Intra-Cellular Therapies has nailed a second Phase 3 study testing its antipsychotic medication Caplyta as an adjunctive treatment for major depression.
Next, it plans to go to the FDA in the second half of this year to get the indication added to the drug’s label.
In the study results shared Tuesday, patients either got a 42 mg dose of Caplyta in conjunction with antidepressants, or a placebo plus antidepressants. Patients on Caplyta had a 14.7-point reduction on a widely used assessment called the Montgomery-Asberg Depression Rating Scale (MADRS). Placebo patients only improved by 10.2 points. The results were statistically significant, the biotech reported.
Patients started to show improvement just a few weeks into treatment. Most of the reported adverse events were mild to moderate, and the most common included dizziness, drowsiness and dry mouth.
Analysts lauded the performance, with Andrew Tsai at Jefferies writing that Intra-Cellular’s story “seems fairly derisked.” Mizuho analysts said the data were “better than our expectations.”
“We continue to see a differentiated profile for Caplyta relative to other antipsychotics in” major depressive disorder, Tsai wrote. Intra-Cellular’s shares $ITCI were up roughly 11% on Tuesday.
Sharon MatesCEO Sharon Mates said the company was “working away furiously” to get the supplemental package submitted, and anticipated that a launch could happen as soon as the second half of 2025. The drug is already approved to treat schizophrenia and bipolar depression.
The new results were the second round of positive Phase 3 data reported in as many months, after Intra-Cellular touted a successful first readout in April. That first study also examined patients with “mixed features,” defined as patients experiencing manic or hypomanic symptoms during a major depressive episode. Mates told investors that the company was still assessing how mixed features “might fit” in Caplyta’s addressable market.
Mates said the company’s sales team will be expanded in the months leading up to the launch and voiced confidence that Intra-Cellular could compete against AbbVie and its own depression drug, Vraylar. Jefferies estimates that entering the MDD market could be a $1 billion-plus opportunity for Caplyta.
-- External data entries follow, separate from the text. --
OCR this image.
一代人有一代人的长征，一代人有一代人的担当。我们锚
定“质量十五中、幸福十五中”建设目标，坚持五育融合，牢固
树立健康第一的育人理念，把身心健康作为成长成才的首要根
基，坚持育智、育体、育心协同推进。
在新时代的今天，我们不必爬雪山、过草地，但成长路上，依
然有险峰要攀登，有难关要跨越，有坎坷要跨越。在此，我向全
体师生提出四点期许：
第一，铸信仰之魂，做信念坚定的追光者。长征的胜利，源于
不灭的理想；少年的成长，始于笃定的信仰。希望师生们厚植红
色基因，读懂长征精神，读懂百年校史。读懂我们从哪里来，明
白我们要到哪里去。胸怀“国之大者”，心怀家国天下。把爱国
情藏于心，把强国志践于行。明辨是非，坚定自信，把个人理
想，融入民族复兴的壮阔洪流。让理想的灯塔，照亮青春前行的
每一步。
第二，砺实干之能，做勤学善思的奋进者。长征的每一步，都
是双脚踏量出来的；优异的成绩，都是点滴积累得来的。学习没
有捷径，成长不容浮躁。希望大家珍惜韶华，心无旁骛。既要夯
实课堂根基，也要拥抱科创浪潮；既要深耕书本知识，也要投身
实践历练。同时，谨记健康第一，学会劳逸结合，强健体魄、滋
“As long as we can maintain our share of voice, we think the product speaks for itself and can do extremely well in the marketplace,” Mates said on an investor call Tuesday.
As part of Tuesday’s readout, Intra-Cellular also reported a statistically significant improvement on scores in a second assessment, the Clinical Global Impressions-Severity (CGI-S) scale. That score is based on the clinician’s assessment of a patient’s mental health at a specific point in time.